In my capacity as secretary, I feel that I should write a few words about the weekend passed. Now that the surge and swell of excitement has abated, it’s a little easier to look back on a momentous moment in our history. With regards to the games, Stevie has captured that beautifully in his piece on the club website, so there’s no point in me covering the same ground.
However, there are a few things I’d like reflect on. The final against Ilen Rovers was one of the most dramatic sporting encounters I’ve ever witnessed, surely a battle of blood, sweat, tears, physicality, strategy and intelligence. At times it seemed as if we faced impossible odds with small players such as Sean Corry, Brendy Cassidy and Niall Fee pitted against titans in white and green. The heat was intense and as the game progressed it became obvious that the contest came down to who wanted it more. In the losing minutes of the game our walking wounded lay on the sideline desperate to run onto the pitch and make a difference, but they were too far through; even the players on the field were down to their last iota of energy, but there existed that grit, that determination that carried us over the line.
After the bewildering timing of the final whistle, which denied us of a win and ushered in the heartbreak of extra-time, many of us had our minds fixed on the Brian Og 7s final where Drumgoon managed to snatch victory from us in a similar twist of events. I say this with an excess of admiration, the steely determination of our boys dictated that there was going to be no action-replay of that defeat. And so they went on ….. and the rest as they say, is history.
We didn’t even hear the final whistle, we witnessed the players sink to the ground and the supporters on the far sideline storm the field in state of jubilation that was quite frankly frightening. It wasn’t too long before our beleaguered players were back on their feet; the coin dropped and we knew that the U14s were victorious. There were tears of joy and disbelief, back slaps, bear-hugs, dancing, jumping, screaming, cheering and the field awash with Maroon and White was ours. Our little team from the Wetlands of Fermanagh, all-Ireland Champions. It was almost too much to take in.
As Stevie said in his reflection, it was a squad and not a team that won the final. Every kick, every catch, every pass, every block, every interception added up to an outstanding result in the face of extremely hostile environment and the boys deserve this victory because they paid for it – and then some.

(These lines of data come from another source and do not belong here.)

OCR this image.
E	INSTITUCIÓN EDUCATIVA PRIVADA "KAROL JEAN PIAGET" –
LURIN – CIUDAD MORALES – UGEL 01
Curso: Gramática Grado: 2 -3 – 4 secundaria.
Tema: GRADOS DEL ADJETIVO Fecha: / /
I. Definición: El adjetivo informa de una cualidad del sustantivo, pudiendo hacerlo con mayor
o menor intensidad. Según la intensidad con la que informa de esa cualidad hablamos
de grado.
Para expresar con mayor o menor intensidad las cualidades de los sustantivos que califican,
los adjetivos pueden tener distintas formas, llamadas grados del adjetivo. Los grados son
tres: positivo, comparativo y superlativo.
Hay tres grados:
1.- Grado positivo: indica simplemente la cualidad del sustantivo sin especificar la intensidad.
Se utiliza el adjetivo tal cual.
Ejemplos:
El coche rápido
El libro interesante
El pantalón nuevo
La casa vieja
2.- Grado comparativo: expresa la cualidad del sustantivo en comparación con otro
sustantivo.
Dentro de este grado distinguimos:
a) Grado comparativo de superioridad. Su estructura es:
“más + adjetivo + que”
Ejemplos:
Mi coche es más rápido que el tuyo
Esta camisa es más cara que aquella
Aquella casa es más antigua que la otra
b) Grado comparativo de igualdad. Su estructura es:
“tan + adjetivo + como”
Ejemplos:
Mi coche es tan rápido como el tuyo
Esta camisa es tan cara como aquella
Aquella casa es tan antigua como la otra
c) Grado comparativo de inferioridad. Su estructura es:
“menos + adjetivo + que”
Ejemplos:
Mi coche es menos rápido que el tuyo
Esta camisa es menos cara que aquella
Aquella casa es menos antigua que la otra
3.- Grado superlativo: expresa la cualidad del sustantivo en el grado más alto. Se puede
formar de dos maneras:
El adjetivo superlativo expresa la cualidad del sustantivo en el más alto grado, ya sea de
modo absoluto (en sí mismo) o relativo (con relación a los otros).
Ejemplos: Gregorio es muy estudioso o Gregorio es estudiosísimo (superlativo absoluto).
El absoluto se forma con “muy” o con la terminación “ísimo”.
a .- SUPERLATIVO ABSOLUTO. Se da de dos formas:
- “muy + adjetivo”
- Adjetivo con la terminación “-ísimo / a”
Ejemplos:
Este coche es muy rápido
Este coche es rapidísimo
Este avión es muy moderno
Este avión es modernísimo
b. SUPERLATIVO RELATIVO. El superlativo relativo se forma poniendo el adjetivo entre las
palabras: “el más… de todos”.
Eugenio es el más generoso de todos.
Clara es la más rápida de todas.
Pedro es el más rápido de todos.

As I said on Sunday evening, this game wasn’t won on the hurling fields in Carlow. This game was won over the past two years when all of the drills, skills and techniques that Stevie Jackson coached into our lads came together. This game was won because through Stevie, the boys practised and re-practised set-pieces and developed creative solutions and adaptable play until they became embedded. This game was won through the ingenuity and innovation of John Pakenham who can read the play like a chess game and can make the right moves at just the right time ensuring that the deployment of skills are most effectively placed on the field. Altogether, this game was won by the combination of players and management having complete faith in each other, playing for each other, having pride in their community and a devotion to the Maroon and White.
Of course in the background are the parents who support their children and come along to games and provide lifts, counselling and encouragement. There are those who wash the jerseys, there are the parents and friends of the club who made the long trip to the South East for the weekend, there are supporters sitting at home glued to the internet for the latest titbit from Wicklow and Carlow, there are the technoheads who uploaded the information (and do a great job on the website throughout the year). There are all of the men and women who decorated the village, rallied the troops and prepared and served food in our clubhouse to welcome home our little heroes. There are the anonymous donors who contributed a fiver or a tenner here and there (and in some cases a lot more) for the Feile campaign, the parents who contributed prizes for the raffle at the Cavancarragh Players’ production and Rory Foy who very generously sponsored the U14 Jerseys. Thank you one and all for everything that you do – that’s what makes this club great.
In a quiet moment on Sunday evening I saw Big Jim Breen studying a photograph taken of Tempo playing a Belfast team on Mourne’s field in the 1960s. Jim had a wistful smile on his face and when I spoke to him, Jim talked me through the game with a crystal clear recollection. I’m sure that in his mind Jim was back on that field; full stretch, two feet off the ground and catching that high ball that was coming in. A moment in time captured beautifully in that grainy black and white snapshot of glory.
That’s what our boys have to look forward to, a lifetime of memories where they brought honour, fame and glory to the Maroon and White.